Motor and sensory volumes during prey capture. (A) Schematic diagram representing the two-dimensional (2D) coronal plane projection of the motor volume of zebrafish larvae during prey capture. This was calculated by plotting the end-point of the mouth for every bout of movement during the 50 prey capture trials (N=233) and symmetrically circumscribing the area encompassed by these points. (B) Schematic diagram representing the 2D coronal plane projection of the sensory volume of zebrafish larvae during prey capture. This was calculated by plotting the location of paramecium relative to eye-fixed coordinates immediately prior to the initiation of prey capture behavior (N=50). Detection using the left and right eye is represented as a single eye. A cone encompassing paramecia at the furthest distance and largest angles in azimuth was then drawn. A single gray data point outside the field represents a paramecium that came into contact with the larvae and was excluded from our estimation of the sensory volume. The inset is a larger representation of the eye marking the temporal (T) and nasal (N) retina, and the corresponding locations in space representing their receptive fields. (C) Using an average vergence angle just prior to detection (mean 32±14 deg, range 3–69 deg; N=50) we can plot the motor volume and monocular sensory volumes and relate this to the location of paramecia at the initiation of prey capture behavior. Paramecia are distributed throughout the union of the two monocular sensory volumes. (D) As in C, we can use an average vergence angle just prior to capture (mean 70±10 deg, range 42–90 deg; N=50) and relate both motor and sensory volumes to paramecium location. The culmination of axial and ocular movements places paramecia in a clear ‘capture zone’ well within the motor volume and the binocular temporal retinal fields.

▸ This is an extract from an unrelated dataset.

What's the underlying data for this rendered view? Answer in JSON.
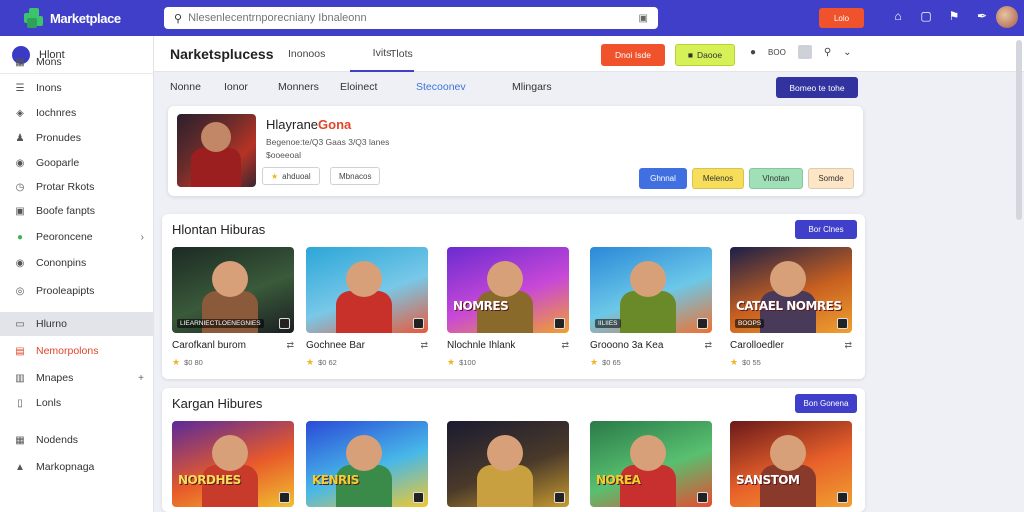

Temporal and nasal receptive fields are indicated for both the right and left eyes. Scale bar, 1 mm.

Fig. 9.

Prey capture behavior in the dark. (A) Frames from a high-speed video of prey capture behavior in the dark. The frame on the left is a single snapshot of the larva just prior to movement, while that on the right is at the point of capture. Other conventions are as indicated in Fig. 2A–C. Capture movements produced in the dark are very similar to those initiated at close proximity in lit conditions. (B) Images extracted from the prey capture video in A, demonstrating an increase in eye vergence coincident with the suction-like capture strategy. T1, 44 ms before a movement to capture the paramecium; T2, during ingestion. (C) Vergence values at close proximity (<1 mm) in the light immediately before detection (T1) and immediately before capture (T2) are in gray. Vergence values in the dark just before moving to capture the paramecium (T1) and at the point of ingestion (T2) are in black. The significant increase in vergence observed in the dark is similar to that observed at close proximity in the light, albeit more variable. **P<0.001, Wilcoxon matched pairs test. (D) Schematic diagram of the locations of paramecia at the initiation of successful dark captures (N=7) and unsuccessful attempts (N=13). Capture attempts were very rare in the dark and were only initiated when the paramecium was in very close proximity to the fish. All scale bars, 0.5 mm.